In an attempt to change the entire eyeglass industry, Warby Parker has achieved what few companies have ever attempted, let alone succeeded to do: give the power to the people. Driven by a completely consumer-based business model, the minds behind Warby (Neil Blumenthal, Dave Gilboa, Andrew Hunt, Jeffrey Raiderand) were dedicated to perfecting their users’ experience from start to finish. This idea that the user comes first is is one that drives the entire Ai team, and what makes us particularly drawn to the brand. Well, that and the fact that they make stylish, inexpensive, and downright fun (to buy and wear) eye wear.

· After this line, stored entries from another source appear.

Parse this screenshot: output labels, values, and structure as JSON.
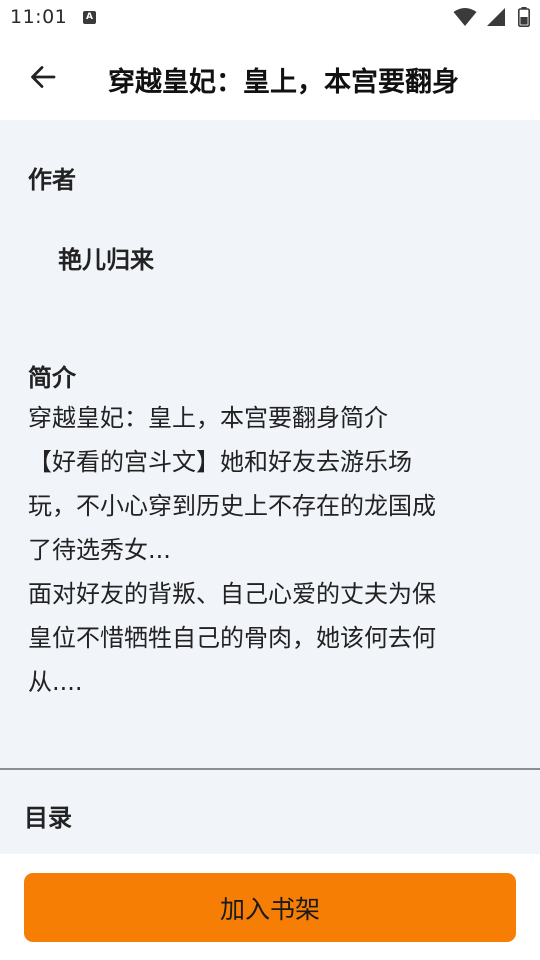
{
  "status_bar": {
    "time": "11:01",
    "notification_icon_letter": "A",
    "icons": [
      "wifi-icon",
      "signal-icon",
      "battery-icon"
    ]
  },
  "app_bar": {
    "back_icon": "arrow-left-icon",
    "title": "穿越皇妃：皇上，本宫要翻身"
  },
  "book": {
    "author_heading": "作者",
    "author": "艳儿归来",
    "intro_heading": "简介",
    "intro_lines": [
      "穿越皇妃：皇上，本宫要翻身简介",
      "【好看的宫斗文】她和好友去游乐场",
      "玩，不小心穿到历史上不存在的龙国成",
      "了待选秀女...",
      "面对好友的背叛、自己心爱的丈夫为保",
      "皇位不惜牺牲自己的骨肉，她该何去何",
      "从...."
    ],
    "toc_heading": "目录"
  },
  "actions": {
    "add_to_shelf_label": "加入书架"
  },
  "colors": {
    "accent": "#f67e05",
    "content_background": "#f1f4f9",
    "text": "#222222"
  }
}
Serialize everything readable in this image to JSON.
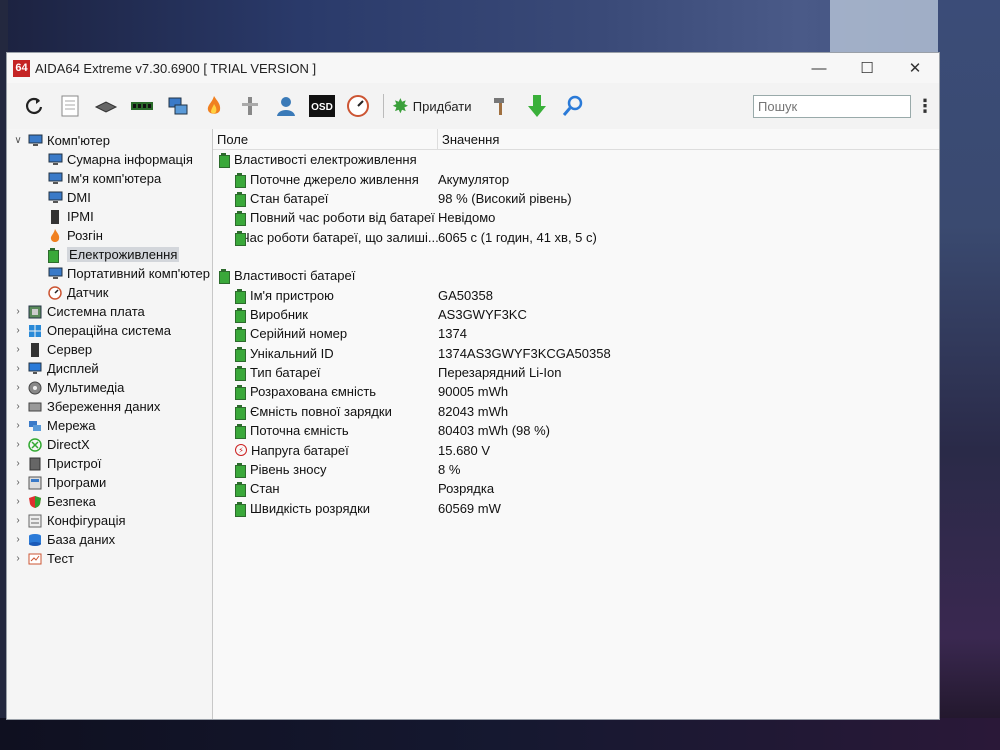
{
  "window": {
    "logo_text": "64",
    "title": "AIDA64 Extreme v7.30.6900  [ TRIAL VERSION ]",
    "minimize_glyph": "—",
    "maximize_glyph": "☐",
    "close_glyph": "✕"
  },
  "toolbar": {
    "buttons": [
      "refresh-icon",
      "report-icon",
      "motherboard-icon",
      "memory-icon",
      "network-icon",
      "flame-icon",
      "tools-icon",
      "user-icon",
      "osd-icon",
      "gauge-icon"
    ],
    "add_label": "Придбати",
    "osd_text": "OSD",
    "search_placeholder": "Пошук"
  },
  "tree": {
    "root": {
      "label": "Комп'ютер",
      "icon": "computer-icon"
    },
    "children": [
      {
        "label": "Сумарна інформація",
        "icon": "computer-icon"
      },
      {
        "label": "Ім'я комп'ютера",
        "icon": "computer-icon"
      },
      {
        "label": "DMI",
        "icon": "computer-icon"
      },
      {
        "label": "IPMI",
        "icon": "server-icon"
      },
      {
        "label": "Розгін",
        "icon": "flame-icon"
      },
      {
        "label": "Електроживлення",
        "icon": "battery-icon",
        "selected": true
      },
      {
        "label": "Портативний комп'ютер",
        "icon": "computer-icon"
      },
      {
        "label": "Датчик",
        "icon": "gauge-icon"
      }
    ],
    "sections": [
      {
        "label": "Системна плата",
        "icon": "motherboard-icon"
      },
      {
        "label": "Операційна система",
        "icon": "windows-icon"
      },
      {
        "label": "Сервер",
        "icon": "server-icon"
      },
      {
        "label": "Дисплей",
        "icon": "monitor-icon"
      },
      {
        "label": "Мультимедіа",
        "icon": "multimedia-icon"
      },
      {
        "label": "Збереження даних",
        "icon": "disk-icon"
      },
      {
        "label": "Мережа",
        "icon": "network-icon"
      },
      {
        "label": "DirectX",
        "icon": "directx-icon"
      },
      {
        "label": "Пристрої",
        "icon": "devices-icon"
      },
      {
        "label": "Програми",
        "icon": "programs-icon"
      },
      {
        "label": "Безпека",
        "icon": "shield-icon"
      },
      {
        "label": "Конфігурація",
        "icon": "config-icon"
      },
      {
        "label": "База даних",
        "icon": "database-icon"
      },
      {
        "label": "Тест",
        "icon": "test-icon"
      }
    ]
  },
  "list": {
    "col_field": "Поле",
    "col_value": "Значення",
    "groups": [
      {
        "title": "Властивості електроживлення",
        "items": [
          {
            "field": "Поточне джерело живлення",
            "value": "Акумулятор"
          },
          {
            "field": "Стан батареї",
            "value": "98 % (Високий рівень)"
          },
          {
            "field": "Повний час роботи від батареї",
            "value": "Невідомо"
          },
          {
            "field": "Час роботи батареї, що залиші...",
            "value": "6065 с (1 годин, 41 хв, 5 с)"
          }
        ]
      },
      {
        "title": "Властивості батареї",
        "items": [
          {
            "field": "Ім'я пристрою",
            "value": "GA50358"
          },
          {
            "field": "Виробник",
            "value": "AS3GWYF3KC"
          },
          {
            "field": "Серійний номер",
            "value": "1374"
          },
          {
            "field": "Унікальний ID",
            "value": "1374AS3GWYF3KCGA50358"
          },
          {
            "field": "Тип батареї",
            "value": "Перезарядний Li-Ion"
          },
          {
            "field": "Розрахована ємність",
            "value": "90005 mWh"
          },
          {
            "field": "Ємність повної зарядки",
            "value": "82043 mWh"
          },
          {
            "field": "Поточна ємність",
            "value": "80403 mWh  (98 %)"
          },
          {
            "field": "Напруга батареї",
            "value": "15.680 V",
            "icon": "voltage-icon"
          },
          {
            "field": "Рівень зносу",
            "value": "8 %"
          },
          {
            "field": "Стан",
            "value": "Розрядка"
          },
          {
            "field": "Швидкість розрядки",
            "value": "60569 mW"
          }
        ]
      }
    ]
  }
}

Escalating to the top of a $28 billion industry less than a decade after its establishment in 2010, Warby demonstrates it’s focus on catering to customers from the first touch point by sending customers five pairs of glasses to try on for free. Recognized by Fast Company as 2015's most innovative company, Warby's business approach backs up its winning title. From designing their glasses in-house, embracing nontraditional marketing channels, addressing customers directly, and selling their products for the strikingly reasonable prices, Warby far exceeds the normal e-commerce transaction, especially within their industry.

As Wired author Marcus Wohlsen puts it, "[Warby Parker's] customer service seems to be conducted by real people, not robots or, even worse, people trained to act like robots," in the 2014 post "Is Warby Parker Too Good To Last?" Powered by giving customers exactly what they want, the company ultimately sacrifices their own money, time, and control to fulfill such a unique business model. But the strange reality is that it actually works. Just last year investors valued the company at $1.2 billion. Yeah, it's working alright.

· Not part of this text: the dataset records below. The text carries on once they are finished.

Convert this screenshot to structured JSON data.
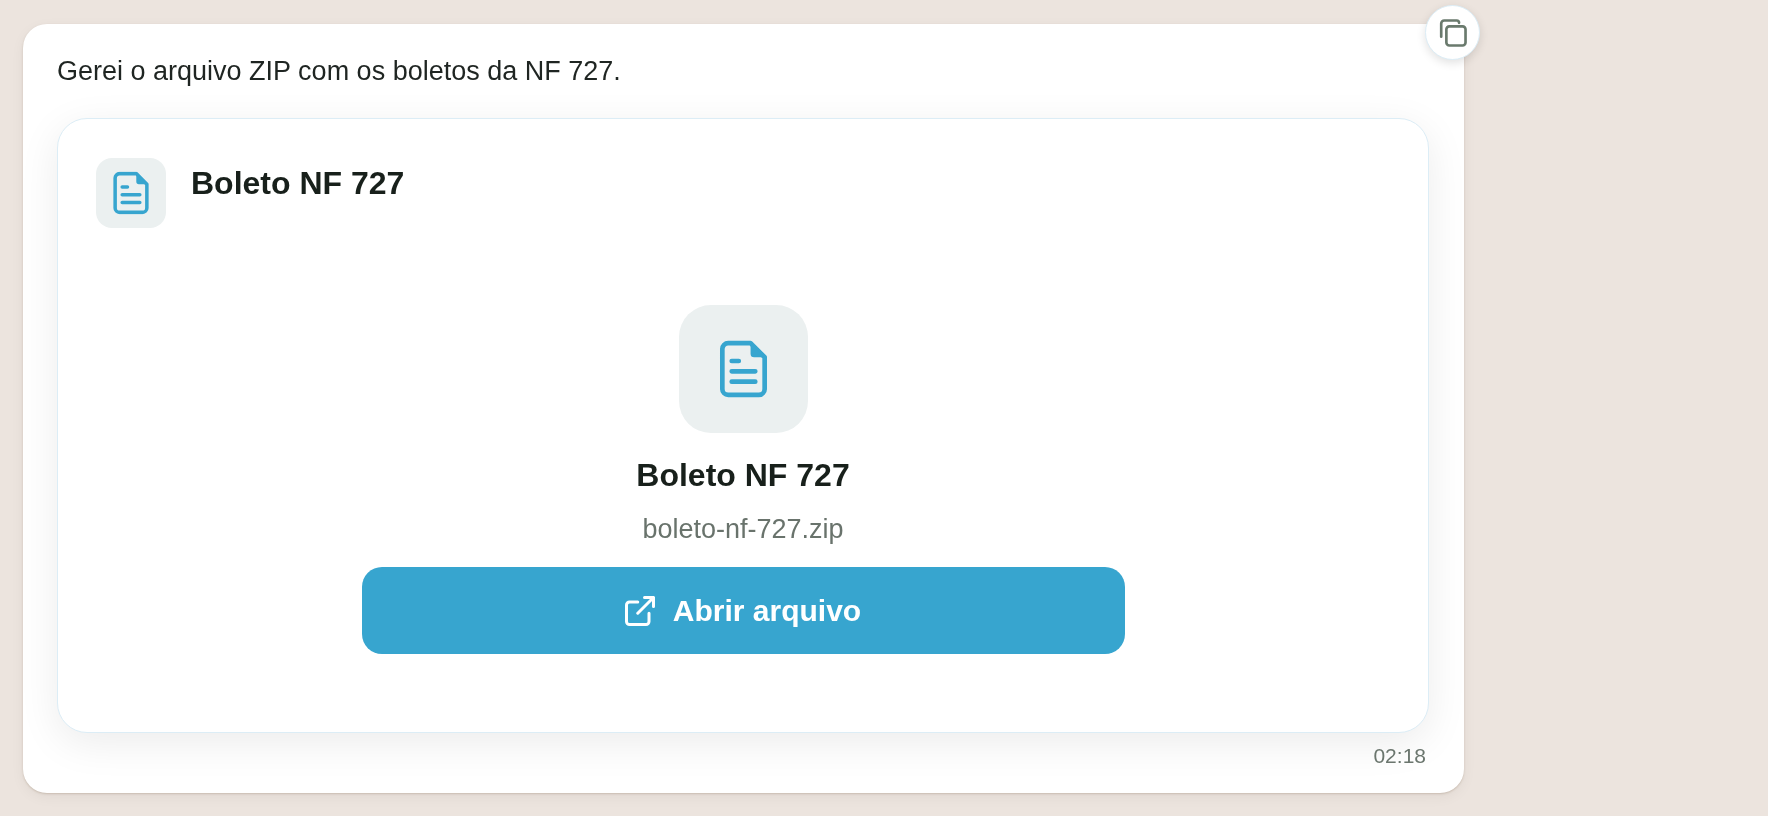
{
  "message": {
    "text": "Gerei o arquivo ZIP com os boletos da NF 727.",
    "time": "02:18"
  },
  "attachment": {
    "title": "Boleto NF 727",
    "preview": {
      "title": "Boleto NF 727",
      "file_name": "boleto-nf-727.zip"
    },
    "open_button": {
      "label": "Abrir arquivo"
    }
  }
}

With such a unique foundation, Warby has seen a huge backing from millennials. This is due in large part to what many companies lack according to Accenture: a connected shopping experience. In a recent study put out by the consulting group, delivering a seamless shopping experience requires a presence at every stage of the process, meaning retailers must integrate their operations. Luckily for Warby, they've been doing this since the beginning. In an interview with Slate, co-founder and co-CEO of Warby David Gilboa stated, "We’ve taken a very hands-on approach, to ensure that we’re getting the best quality, and that we’re working with partners whose values are aligned with ours. That requires a lot of hand-holding, a lot of flying all over the world, but we think that that’s worth it."

Another thing that sets Warby apart from its competitors is the company's global awareness about the lack of adequate vision care. According to the company site, 703 million people currently live without access to eyewear. Working by the buy one/give one approach, Warby makes a monthly donation to their nonprofit partners (primarily VisionSpring) which in turn covers the cost of thousands of glasses. So far, that number is well over 1 million. Fun fact: people love companies that give back (We're looking at you, Toms). According to a 2013 study by Nielsen, 46% of global consumers are willing to pay extra for products and services from companies that have 'giving back' programs.

So blame it on the free delivery and returns, blame it on the one-for-one style giving, or maybe blame it on the fact that Warby Parker stands as the first ever e-commerce site for eye wear, whatever the decision may be, you can't deny the magic of this incredible company. Come close to this unique business approach, and you just might find yourself at the head of a skyrocketing start up, leaving companies in the dust unable to look the other way.